2007–2013: Simon Ash
- 2013–2015: Douglas Paxton
- 2016–2019: Gareth Wilson
- 2019–2022: Steve Jupp
- 2022–present: Rachel Kearton

==Organisation==
Suffolk Constabulary is responsible for policing Suffolk's 4 major settlements, Ipswich, Lowestoft, Bury St Edmunds and Felixstowe.

It is also responsible for Suffolk's 49 miles of coastline, along with many rivers, including the southern Broads National Park. It also has responsibility for the Port of Felixstowe, the largest shipping container port in Britain.

There are 1,106 police constables (PC's) in Suffolk (with the remainder being officers of the rank sergeant and above). This accounts for 145 police constables per 100,000 population. 302 officers are assigned to neighbourhood policing whilst 357 are assigned to incident/response management.

=== Sizewell Nuclear Power Stations ===
In conjunction with the Civil Nuclear Constabulary, Suffolk is responsible for Sizewell A & B, on the East Suffolk coastline.

=== Military Bases ===
Suffolk is home to a number of major Army, RAF and USAF military bases, of which it works closely with. These include Wattisham Air Station, Mildenhall and Lakenheath.

=== Eastern Region Special Operations Unit (ERSOU) ===
Created in 2010, ERSOU is funded by the seven police forces that make up the eastern region, with Bedfordshire Police being the lead force.
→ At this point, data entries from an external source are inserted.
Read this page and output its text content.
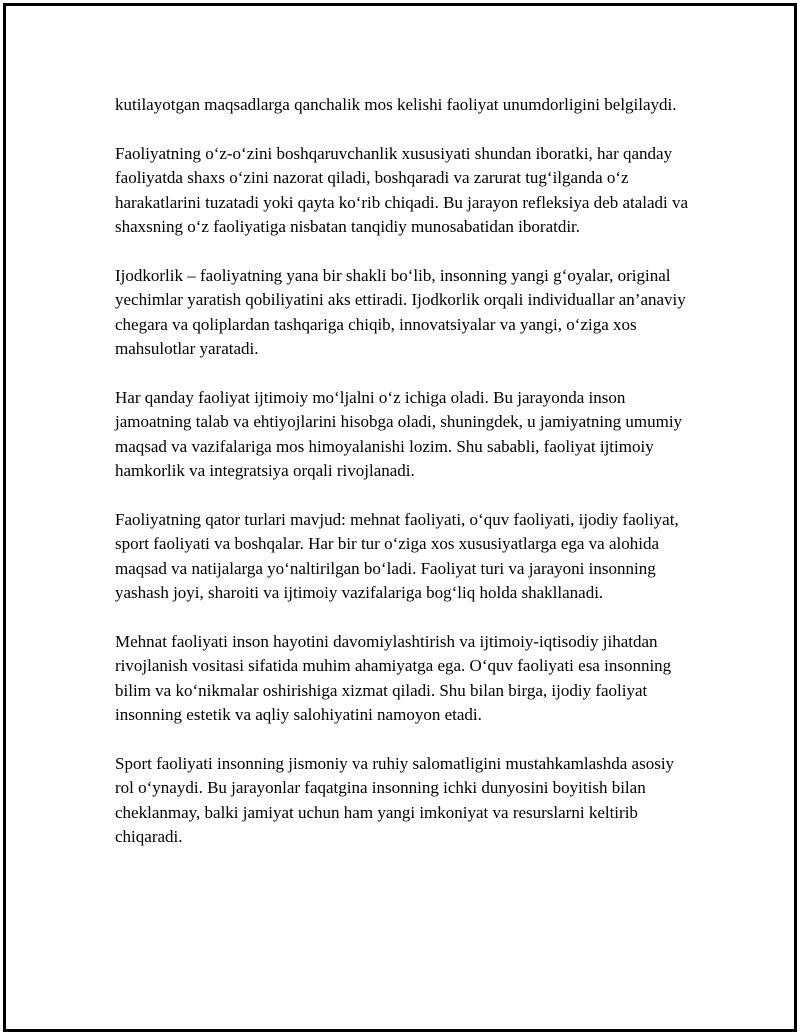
kutilayotgan maqsadlarga qanchalik mos kelishi faoliyat unumdorligini belgilaydi.

Faoliyatning o‘z-o‘zini boshqaruvchanlik xususiyati shundan iboratki, har qanday faoliyatda shaxs o‘zini nazorat qiladi, boshqaradi va zarurat tug‘ilganda o‘z harakatlarini tuzatadi yoki qayta ko‘rib chiqadi. Bu jarayon refleksiya deb ataladi va shaxsning o‘z faoliyatiga nisbatan tanqidiy munosabatidan iboratdir.

Ijodkorlik – faoliyatning yana bir shakli bo‘lib, insonning yangi g‘oyalar, original yechimlar yaratish qobiliyatini aks ettiradi. Ijodkorlik orqali individuallar an’anaviy chegara va qoliplardan tashqariga chiqib, innovatsiyalar va yangi, o‘ziga xos mahsulotlar yaratadi.

Har qanday faoliyat ijtimoiy mo‘ljalni o‘z ichiga oladi. Bu jarayonda inson jamoatning talab va ehtiyojlarini hisobga oladi, shuningdek, u jamiyatning umumiy maqsad va vazifalariga mos himoyalanishi lozim. Shu sababli, faoliyat ijtimoiy hamkorlik va integratsiya orqali rivojlanadi.

Faoliyatning qator turlari mavjud: mehnat faoliyati, o‘quv faoliyati, ijodiy faoliyat, sport faoliyati va boshqalar. Har bir tur o‘ziga xos xususiyatlarga ega va alohida maqsad va natijalarga yo‘naltirilgan bo‘ladi. Faoliyat turi va jarayoni insonning yashash joyi, sharoiti va ijtimoiy vazifalariga bog‘liq holda shakllanadi.

Mehnat faoliyati inson hayotini davomiylashtirish va ijtimoiy-iqtisodiy jihatdan rivojlanish vositasi sifatida muhim ahamiyatga ega. O‘quv faoliyati esa insonning bilim va ko‘nikmalar oshirishiga xizmat qiladi. Shu bilan birga, ijodiy faoliyat insonning estetik va aqliy salohiyatini namoyon etadi.

Sport faoliyati insonning jismoniy va ruhiy salomatligini mustahkamlashda asosiy rol o‘ynaydi. Bu jarayonlar faqatgina insonning ichki dunyosini boyitish bilan cheklanmay, balki jamiyat uchun ham yangi imkoniyat va resurslarni keltirib chiqaradi.
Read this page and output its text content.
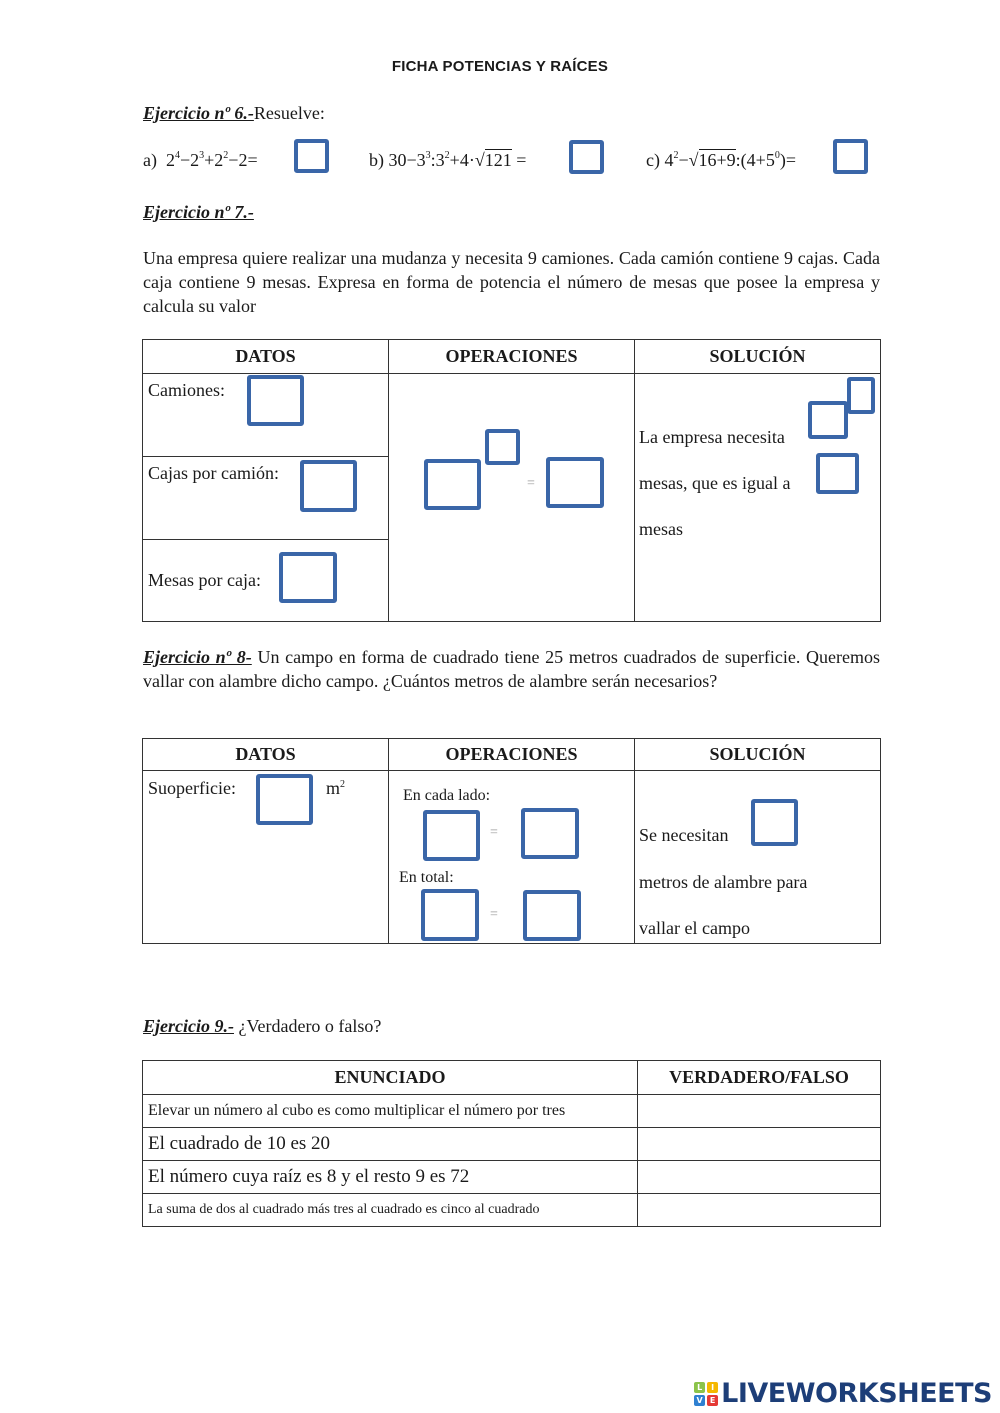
FICHA POTENCIAS Y RAÍCES
Ejercicio nº 6.-Resuelve:
a) $2^4-2^3+2^2-2=$	b) $30-3^3:3^2+4\cdot√121$ =	c) $4^2-√16+9:(4+5^0)=$
Ejercicio nº 7.-
Una empresa quiere realizar una mudanza y necesita 9 camiones. Cada camión contiene 9 cajas. Cada caja contiene 9 mesas. Expresa en forma de potencia el número de mesas que posee la empresa y calcula su valor
DATOS	OPERACIONES	SOLUCIÓN

Camiones:
Cajas por camión:
Mesas por caja:
=
La empresa necesita
mesas, que es igual a
mesas
Ejercicio nº 8- Un campo en forma de cuadrado tiene 25 metros cuadrados de superficie. Queremos vallar con alambre dicho campo. ¿Cuántos metros de alambre serán necesarios?
DATOS	OPERACIONES	SOLUCIÓN

Suoperficie:	$m^2$
En cada lado:
=
En total:
=
Se necesitan
metros de alambre para
vallar el campo
Ejercicio 9.- ¿Verdadero o falso?
ENUNCIADO	VERDADERO/FALSO
Elevar un número al cubo es como multiplicar el número por tres	
El cuadrado de 10 es 20	
El número cuya raíz es 8 y el resto 9 es 72	
La suma de dos al cuadrado más tres al cuadrado es cinco al cuadrado	
L	I
V E LIVEWORKSHEETS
It is primarily responsible for the combined Regional Organised Crime Unit and Counter Terrorism Policing.

== Collaboration ==

=== Norfolk and Suffolk Collaboration ===
Norfolk Constabulary and Suffolk Constabulary have collaborated numerous services together since 2010. An extensive programme of collaborative work has already delivered a number of joint units and departments in areas such as Major Investigations, Protective Services, Custody, Transport, HR, Finance and ICT. In 2020/21, £20 million was saved due to the collaboration for Suffolk.
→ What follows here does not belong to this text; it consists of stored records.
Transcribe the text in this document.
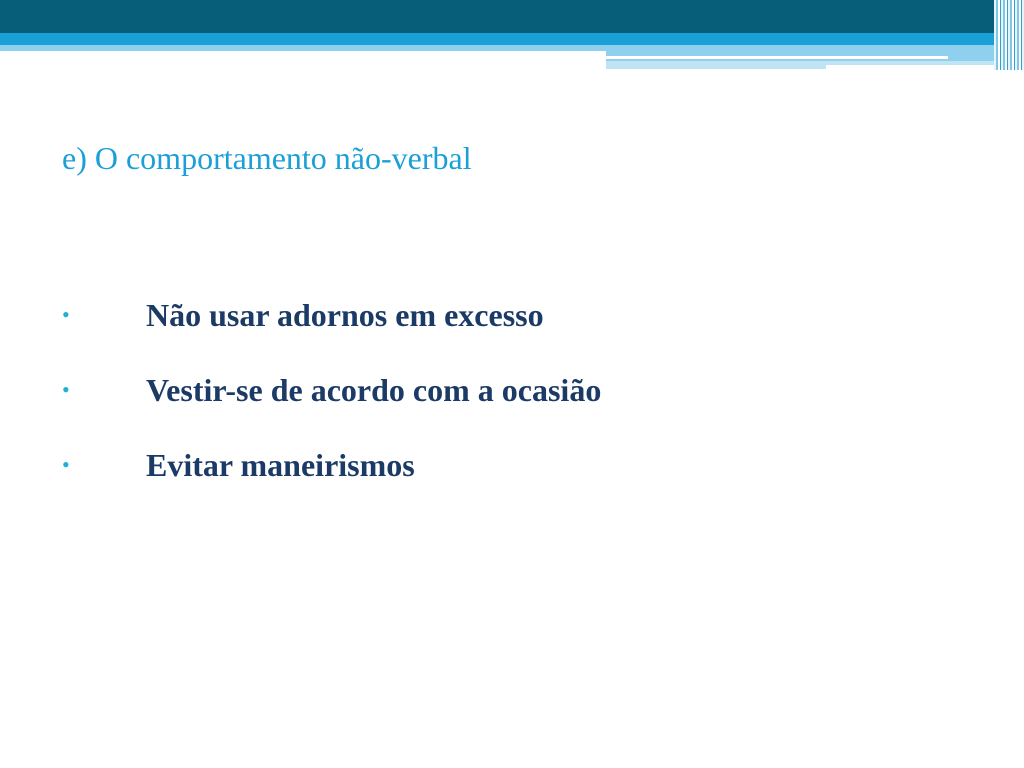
e) O comportamento não-verbal
• Não usar adornos em excesso
• Vestir-se de acordo com a ocasião
• Evitar maneirismos
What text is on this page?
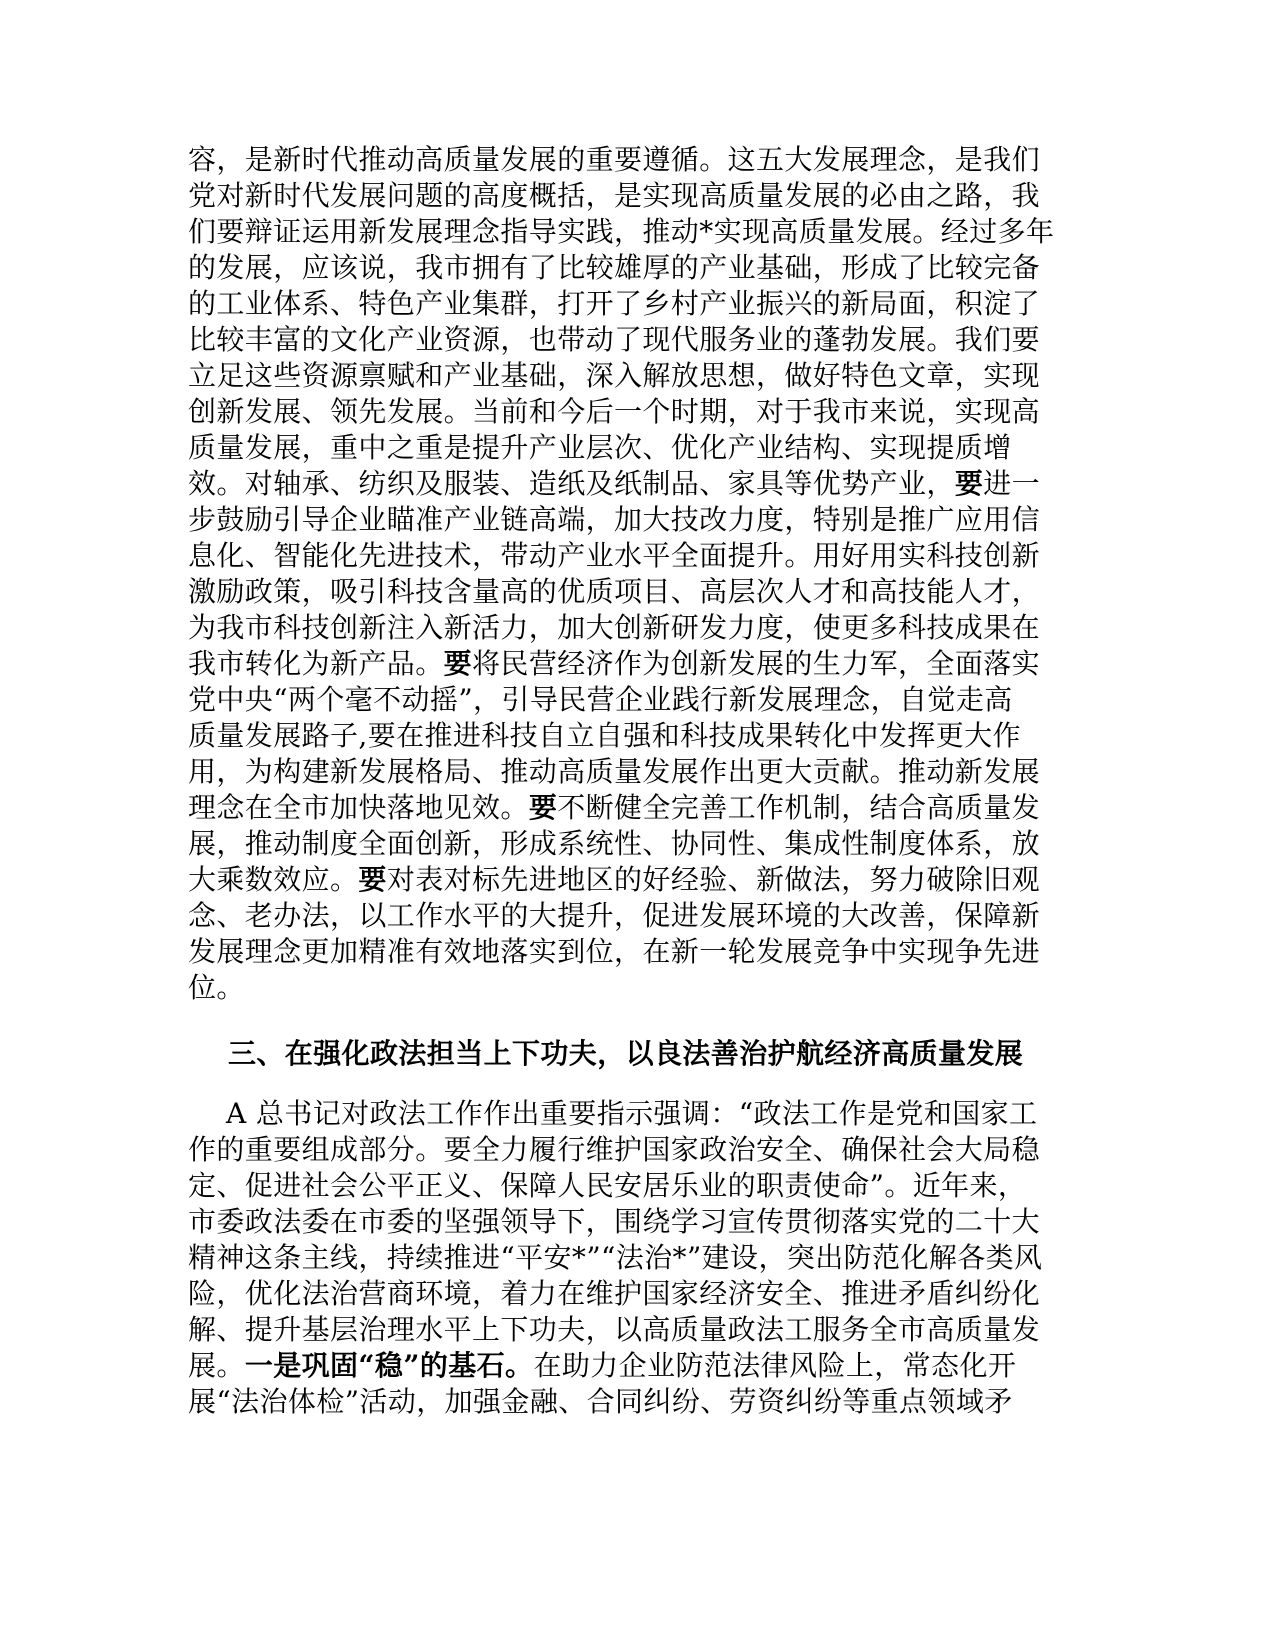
容，是新时代推动高质量发展的重要遵循。这五大发展理念，是我们
党对新时代发展问题的高度概括，是实现高质量发展的必由之路，我
们要辩证运用新发展理念指导实践，推动*实现高质量发展。经过多年
的发展，应该说，我市拥有了比较雄厚的产业基础，形成了比较完备
的工业体系、特色产业集群，打开了乡村产业振兴的新局面，积淀了
比较丰富的文化产业资源，也带动了现代服务业的蓬勃发展。我们要
立足这些资源禀赋和产业基础，深入解放思想，做好特色文章，实现
创新发展、领先发展。当前和今后一个时期，对于我市来说，实现高
质量发展，重中之重是提升产业层次、优化产业结构、实现提质增
效。对轴承、纺织及服装、造纸及纸制品、家具等优势产业，要进一
步鼓励引导企业瞄准产业链高端，加大技改力度，特别是推广应用信
息化、智能化先进技术，带动产业水平全面提升。用好用实科技创新
激励政策，吸引科技含量高的优质项目、高层次人才和高技能人才，
为我市科技创新注入新活力，加大创新研发力度，使更多科技成果在
我市转化为新产品。要将民营经济作为创新发展的生力军，全面落实
党中央“两个毫不动摇”，引导民营企业践行新发展理念，自觉走高
质量发展路子,要在推进科技自立自强和科技成果转化中发挥更大作
用，为构建新发展格局、推动高质量发展作出更大贡献。推动新发展
理念在全市加快落地见效。要不断健全完善工作机制，结合高质量发
展，推动制度全面创新，形成系统性、协同性、集成性制度体系，放
大乘数效应。要对表对标先进地区的好经验、新做法，努力破除旧观
念、老办法，以工作水平的大提升，促进发展环境的大改善，保障新
发展理念更加精准有效地落实到位，在新一轮发展竞争中实现争先进
位。
三、在强化政法担当上下功夫，以良法善治护航经济高质量发展
A 总书记对政法工作作出重要指示强调：“政法工作是党和国家工
作的重要组成部分。要全力履行维护国家政治安全、确保社会大局稳
定、促进社会公平正义、保障人民安居乐业的职责使命”。近年来，
市委政法委在市委的坚强领导下，围绕学习宣传贯彻落实党的二十大
精神这条主线，持续推进“平安*”“法治*”建设，突出防范化解各类风
险，优化法治营商环境，着力在维护国家经济安全、推进矛盾纠纷化
解、提升基层治理水平上下功夫，以高质量政法工服务全市高质量发
展。一是巩固“稳”的基石。在助力企业防范法律风险上，常态化开
展“法治体检”活动，加强金融、合同纠纷、劳资纠纷等重点领域矛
=== 7 Force / Eastern Region Collaboration ===
The 7 Force Collaboration Programme includes Bedfordshire, Cambridgeshire, Hertfordshire, Norfolk, Suffolk, Essex and Kent police forces.  This strategic collaboration programme was established in 2015 to develop and implement successful collaborative solutions to protect the frontline local delivery of policing. It collaborates on areas including Procurement, Training, Firearms, Driver Management, Digital Assets, Vetting and Forensics, along with ERSOU.

=== Suffolk Fire and Rescue Service ===
The police and Suffolk Fire & Rescue share a number of joint stations, allowing for closer collaboration between the services. A number of the joint stations are also host to the East of England Ambulance Service.

== Fast Justice (TV documentary series) ==

Suffolk Constabulary Ford Kuga

In 2020, Suffolk's Sentinel Teams were at the focus of a ten part television series which aired on Dave. The Sentinel teams use state of the art Automatic Number Plate Recognition technology which provides instant access to a network of cameras across the country, and they drive high performance, customised BMW vehicles. The Sentinel teams provide enhanced coverage of Suffolk's road network to proactively disrupt serious and organised criminal activity as well as to increase police visibility. Sentinel officers also support the force's response policing and Safer Neighbourhood Teams, and offer additional operational options, making use of a wide range of proactive policing tactics and technology.

==Notable investigations==

Suffolk Constabulary gained widespread attention in December 2006, when it began to investigate the murder of five women working as prostitutes in the Ipswich area. The murders generated media interest both nationally and internationally. The inquiry was the largest mounted by Suffolk Police in its history.

The disappearance of Corrie McKeague launched another unusually large investigation, involving officers from other constabularies and civilian volunteers.

== Governance and budget ==
Since 2012, the force has been overseen by Tim Passmore (Conservative) who is the Suffolk Police and Crime Commissioner. Since 2022, the chief constable is Rachel Kearton.

Suffolk Constabulary's budget for 2023/2024 is £157 million, with £88 million being government funded and £69 million precept (council tax) funded).